The construction manager in our case may argue that its agreements to renovate the house "affect commerce" because certain materials used during the course of the home improvements came from out of state. The counterargument would be that, if the use of any out of state materials triggers the applicability of the Federal Arbitration Act, then General Business Law Section 399-c would be eviscerated and pre-empted in most cases.

While the Federal Arbitration Act may in some cases pre-empt a state statute such as Section 399-c, it may only do so in transactions "affecting commerce." The agreement herein, when measured against the standards set by applicable caselaw, may not be found to "affect commerce." Indeed, too liberal an application of the Federal Arbitration Act would render General Business Law Section 399-c a virtual nullity.

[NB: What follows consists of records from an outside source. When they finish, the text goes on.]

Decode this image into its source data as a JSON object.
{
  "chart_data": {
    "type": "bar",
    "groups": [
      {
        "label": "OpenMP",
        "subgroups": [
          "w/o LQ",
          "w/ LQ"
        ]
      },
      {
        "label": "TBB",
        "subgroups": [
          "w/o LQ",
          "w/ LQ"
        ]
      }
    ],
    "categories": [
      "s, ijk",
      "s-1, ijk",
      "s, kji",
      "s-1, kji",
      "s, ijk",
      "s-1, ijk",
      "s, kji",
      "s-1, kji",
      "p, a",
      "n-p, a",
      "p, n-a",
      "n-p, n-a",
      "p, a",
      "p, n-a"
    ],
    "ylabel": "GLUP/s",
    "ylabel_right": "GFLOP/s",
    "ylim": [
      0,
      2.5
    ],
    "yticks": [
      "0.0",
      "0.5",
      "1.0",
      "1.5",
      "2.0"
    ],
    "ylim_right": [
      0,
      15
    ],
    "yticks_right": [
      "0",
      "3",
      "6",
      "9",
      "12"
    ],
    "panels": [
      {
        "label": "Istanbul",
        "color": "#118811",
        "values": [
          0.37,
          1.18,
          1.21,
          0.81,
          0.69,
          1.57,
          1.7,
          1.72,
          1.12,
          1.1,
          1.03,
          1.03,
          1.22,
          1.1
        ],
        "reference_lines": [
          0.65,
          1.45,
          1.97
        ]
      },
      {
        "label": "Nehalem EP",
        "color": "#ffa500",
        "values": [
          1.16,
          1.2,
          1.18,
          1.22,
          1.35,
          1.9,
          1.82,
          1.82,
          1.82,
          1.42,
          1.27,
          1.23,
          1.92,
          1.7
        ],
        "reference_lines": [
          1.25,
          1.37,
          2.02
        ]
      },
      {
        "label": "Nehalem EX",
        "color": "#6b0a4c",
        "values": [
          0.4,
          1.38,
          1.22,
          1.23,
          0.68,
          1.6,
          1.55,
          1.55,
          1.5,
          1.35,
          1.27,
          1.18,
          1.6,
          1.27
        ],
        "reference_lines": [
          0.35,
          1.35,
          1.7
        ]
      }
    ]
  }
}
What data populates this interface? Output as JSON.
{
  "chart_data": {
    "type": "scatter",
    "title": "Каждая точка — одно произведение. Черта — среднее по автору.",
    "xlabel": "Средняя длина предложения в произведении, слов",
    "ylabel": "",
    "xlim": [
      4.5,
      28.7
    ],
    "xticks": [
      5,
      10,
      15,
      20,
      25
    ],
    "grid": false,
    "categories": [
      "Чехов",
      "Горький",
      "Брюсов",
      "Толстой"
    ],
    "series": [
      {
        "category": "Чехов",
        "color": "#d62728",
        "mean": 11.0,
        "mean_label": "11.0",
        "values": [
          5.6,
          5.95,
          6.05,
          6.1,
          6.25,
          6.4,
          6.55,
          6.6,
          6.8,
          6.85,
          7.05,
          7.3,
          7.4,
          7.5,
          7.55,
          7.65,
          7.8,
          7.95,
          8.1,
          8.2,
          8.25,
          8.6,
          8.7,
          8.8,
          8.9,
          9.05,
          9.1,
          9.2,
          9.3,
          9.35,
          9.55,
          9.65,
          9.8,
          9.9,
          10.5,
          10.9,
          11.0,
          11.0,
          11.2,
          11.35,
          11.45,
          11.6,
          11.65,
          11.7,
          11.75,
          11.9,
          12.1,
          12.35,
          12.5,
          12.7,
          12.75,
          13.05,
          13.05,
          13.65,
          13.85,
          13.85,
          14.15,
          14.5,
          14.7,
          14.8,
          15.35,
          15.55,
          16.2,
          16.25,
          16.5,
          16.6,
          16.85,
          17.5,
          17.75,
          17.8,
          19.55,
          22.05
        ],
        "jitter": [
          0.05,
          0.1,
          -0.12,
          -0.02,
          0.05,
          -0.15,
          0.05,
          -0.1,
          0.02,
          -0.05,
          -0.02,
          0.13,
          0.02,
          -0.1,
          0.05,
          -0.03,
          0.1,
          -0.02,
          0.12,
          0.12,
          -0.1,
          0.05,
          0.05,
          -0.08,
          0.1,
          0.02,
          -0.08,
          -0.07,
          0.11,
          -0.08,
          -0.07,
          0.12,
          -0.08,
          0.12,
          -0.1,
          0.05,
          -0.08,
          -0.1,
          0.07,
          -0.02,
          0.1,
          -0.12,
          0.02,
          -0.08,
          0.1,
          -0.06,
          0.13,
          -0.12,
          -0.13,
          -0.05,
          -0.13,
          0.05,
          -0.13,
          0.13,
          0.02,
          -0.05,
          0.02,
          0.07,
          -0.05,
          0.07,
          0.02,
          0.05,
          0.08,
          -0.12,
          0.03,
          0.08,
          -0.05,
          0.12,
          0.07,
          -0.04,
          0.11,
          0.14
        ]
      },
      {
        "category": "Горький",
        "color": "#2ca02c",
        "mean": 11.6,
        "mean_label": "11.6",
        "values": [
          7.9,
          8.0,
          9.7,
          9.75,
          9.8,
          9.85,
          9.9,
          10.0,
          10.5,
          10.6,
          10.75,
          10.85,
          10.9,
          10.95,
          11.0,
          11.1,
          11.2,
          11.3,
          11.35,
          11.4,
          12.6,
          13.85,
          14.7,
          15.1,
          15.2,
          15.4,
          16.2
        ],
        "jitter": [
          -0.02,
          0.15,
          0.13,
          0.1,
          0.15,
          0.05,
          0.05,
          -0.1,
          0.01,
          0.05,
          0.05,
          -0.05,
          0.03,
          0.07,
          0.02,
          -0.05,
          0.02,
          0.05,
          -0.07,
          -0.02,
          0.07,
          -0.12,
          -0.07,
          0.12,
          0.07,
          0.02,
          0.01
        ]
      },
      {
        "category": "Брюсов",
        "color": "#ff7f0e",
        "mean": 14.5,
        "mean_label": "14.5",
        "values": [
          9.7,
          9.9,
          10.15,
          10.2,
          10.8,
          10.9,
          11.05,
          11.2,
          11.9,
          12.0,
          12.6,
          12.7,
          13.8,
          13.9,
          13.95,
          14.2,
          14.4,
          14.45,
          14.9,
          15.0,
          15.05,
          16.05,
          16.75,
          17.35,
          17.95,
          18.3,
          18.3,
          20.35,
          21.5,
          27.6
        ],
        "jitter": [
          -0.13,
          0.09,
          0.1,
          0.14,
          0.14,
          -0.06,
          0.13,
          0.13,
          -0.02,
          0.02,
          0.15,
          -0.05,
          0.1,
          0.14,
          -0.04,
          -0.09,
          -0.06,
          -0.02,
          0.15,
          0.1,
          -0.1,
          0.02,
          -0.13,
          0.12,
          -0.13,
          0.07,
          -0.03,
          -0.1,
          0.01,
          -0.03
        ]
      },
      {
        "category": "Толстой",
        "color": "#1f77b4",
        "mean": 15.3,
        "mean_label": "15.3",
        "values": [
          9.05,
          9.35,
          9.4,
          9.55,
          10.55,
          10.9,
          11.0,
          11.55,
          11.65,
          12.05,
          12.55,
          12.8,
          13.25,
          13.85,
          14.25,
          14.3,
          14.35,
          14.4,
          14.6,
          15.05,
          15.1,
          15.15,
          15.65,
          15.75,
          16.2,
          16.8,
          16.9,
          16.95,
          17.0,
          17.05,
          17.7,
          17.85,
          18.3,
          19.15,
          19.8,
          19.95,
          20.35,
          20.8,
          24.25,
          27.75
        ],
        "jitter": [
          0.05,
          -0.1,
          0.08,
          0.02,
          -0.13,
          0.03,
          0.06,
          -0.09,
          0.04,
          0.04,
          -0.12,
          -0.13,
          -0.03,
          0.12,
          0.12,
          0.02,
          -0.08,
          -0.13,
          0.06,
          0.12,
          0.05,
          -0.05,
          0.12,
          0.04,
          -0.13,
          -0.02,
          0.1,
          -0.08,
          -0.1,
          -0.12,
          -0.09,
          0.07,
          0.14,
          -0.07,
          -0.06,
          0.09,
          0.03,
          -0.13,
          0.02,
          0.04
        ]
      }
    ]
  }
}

The mandatory arbitration clause contained in the Construction Management Agreements may be declared null and void, pursuant to General Business Law Section 399-c even if the home owners' application for a stay of arbitration is untimely. Pursuant to CPLR 7503(c), which provides, in relevant part, that "an application to stay arbitration must be made by the party served within twenty days after service upon him of the notice or demand, or he shall be so preclude." an untimely application to stay arbitration may, be granted if the agreement for which arbitration is sought is facially illegal or if upon facial examination of the agreement, a court may conclude that it would be against public policy to permit arbitration of the issue sought to be arbitrated.

Because the arbitration clauses contained in the Construction Management Agreement may be declared null and void pursuant to General Business Law Section 399-c the untimeliness of their application to stay the arbitrations should not be a bar due to the public policy issue involved.